1930 Anlaşması’nın feshiyle Türkiye’de yaşayan Yunanlıların sayısı üçte bir oranında azaldı.
Böylece Pan-Helenizm ağır yara aldı zira Türkiye sınırları içinde bu politikaya temel oluşturabilecek ciddi bir Yunan nüfusu kalmadı.
Kıbrıs’ta, Türkiye’nin 1974 Barış Harekâtı’na yol açan, “Ada Türklerine yönelik soykırıma varan katliamlar” Panhellenizm’e yine kaybettirdi.
Kısa sayılabilecek bir tarih hatırlatmasının ardından bugüne dönecek olursak, Doğu Akdeniz’de yaşananlar, Yunanistan’ın tarihle arasının çok da iyi olmadığını gösteriyor.
Bölgede yaşanan gelişmeler, basında hemen her gün yer alıyor yani Türk kamuoyu olan bitenden genel olarak haberdar.
Türkiye’nin Libya ile yaptığı anlaşmalar, Yunanistan’ın denizden İsrail ile komşu olma hayallerini bir anda yıktı.
Yunan basınında yer alan haberler baz alındığında ise ortaya çıkan belli başlı sonuçları şu şekilde özetleyebiliriz:
Yunanistan, Libya konusunda özellikle Avrupa Birliği’nden beklediği desteği göremedi. Libya’da Birleşmiş Milletler tarafından resmen tanınan yasal Hükûmeti silahlı darbe ile yıkmaya çalışan Hafter’e destek veren ve bir darbeciyi ülkesinde ağırlayan Yunanistan, hiçbir ülkeden “resmi destek” göremedi. Üstelik “silahlı, darbeci bir gücü desteklediği için” uluslararası arenada itibar kaybetti.
Yunanistan, umutlarını darbeci Hafter’in başarısına ve Mısır’la henüz üzerinde tam mutabakata varamadığı, münhasır ekonomik bölge ilanına bağlamış bir görüntü veriyor.
Tam bu noktada belirtmemiz gereken bir husus var ki o da Mısır halkının Türkiye’ye sevgisi ve iki ülke arasındaki akrabalık bağları.
Son dönemde Türkiye ile Mısır arasında yaşanan bazı olumsuz gelişmeler, ister istemez iki ülke arasında pek çok alandaki ilişkilere de olumsuz yansıdı ancak uluslararası ilişkilerde kalıcı dostluklar olmadığı gibi kalıcı düşmanlıklar da yok.
Üstelik Mısır halkı, dönemin Osmanlı Valisi Kavalalı Mehmet Ali Paşa’ya karşı çok büyük bir sevgi besler.
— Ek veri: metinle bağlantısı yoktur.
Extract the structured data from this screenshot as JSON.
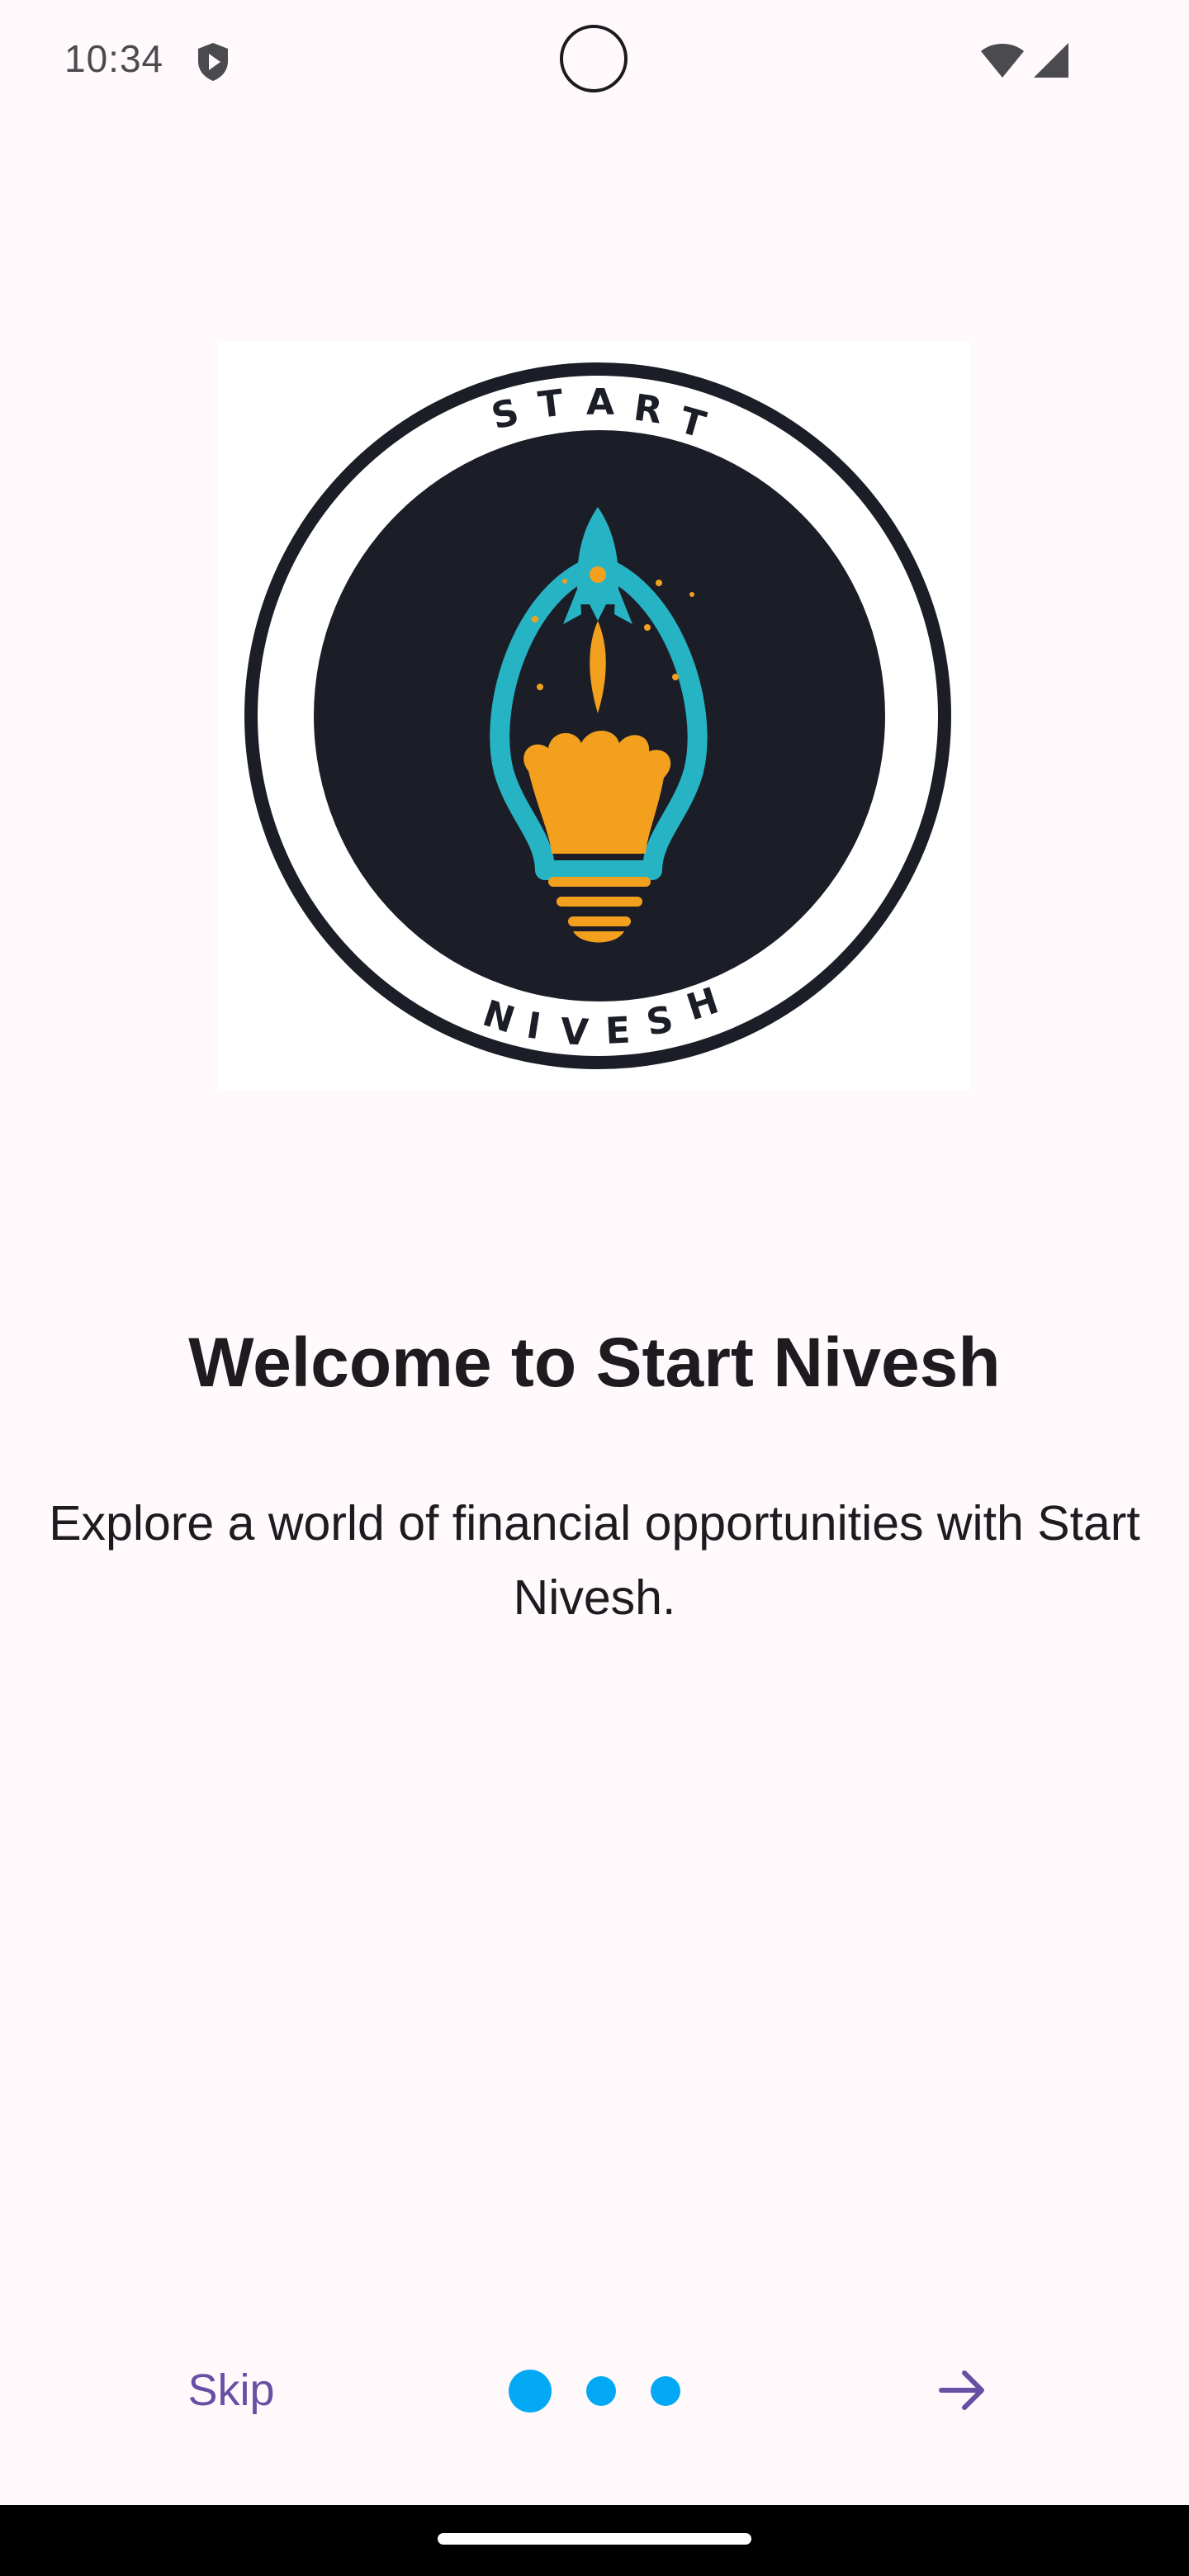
{
  "status_bar": {
    "time": "10:34",
    "icons": [
      "shield-icon",
      "wifi-icon",
      "signal-icon"
    ]
  },
  "logo": {
    "top_text": "START",
    "bottom_text": "NIVESH",
    "colors": {
      "ring": "#1b1d27",
      "bulb": "#26b3c3",
      "flame": "#f2a01e",
      "background": "#ffffff"
    }
  },
  "onboarding": {
    "title": "Welcome to Start Nivesh",
    "subtitle": "Explore a world of financial opportunities with Start Nivesh.",
    "current_page": 1,
    "total_pages": 3
  },
  "navigation": {
    "skip_label": "Skip",
    "next_icon": "arrow-right-icon"
  },
  "colors": {
    "accent": "#6750A4",
    "indicator": "#03A9F4",
    "background": "#FFF9FC",
    "text": "#1d1b20"
  }
}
Kahire’ye hâkim tepede, Kavalalı tarafından yapımına başlanan Mehmet Ali Paşa Camii yer alır. Mısır’da evlilik çağında kızı olan aileler, damatlarının Türk olmasından büyük gurur duyar. Türkiye ile Mısır arasında çok derin akrabalık ve kültürel bağlar var. Yani kısacası, Türkiye-Mısır ilişkilerini 5-10 yıla sığdırmak mümkün değil.
İşte tam da bu noktada Yunanistan’ın tüm umutlarını bağladığı iki unsurdan biri olan Mısır’ın, son dönemde yaşananlar ne olursa olsun Türkiye’den tamamen vazgeçmesi çok kolay olmayacaktır; tabii Türkiye’nin de Mısır’dan…
“Halkın sevgisine rağmen” atılacak adımlar ise en başta iktidarlar açısından parlak sonuçlar doğurmayacaktır.
Milli Savunma Bakanı Hulusi Akar, dün (29.12.2019) Hatay’da sınır birliklerine yaptığı ziyaret sırasında, Türkiye’nin Doğu Akdeniz konusuna 10 yıldır çok ciddi bir şekilde çalıştığını söyledi.
Doğu Akdeniz’le ilgili olarak özellikle Deniz Kuvvetleri Komutanlığı Kurmay Başkanı Tümamiral Cihat Yaycı’nın çalışmaları büyük önem ve değer taşıyor.
Yunanistan’ın ise tüm umudunu, aralarında Türkiye ile akrabalık bağları da bulunan başka devletlere ve bir darbeciye bağladığı ortada.
Belli ki Pan-Helenizm dersini yine iyi çalışmamış.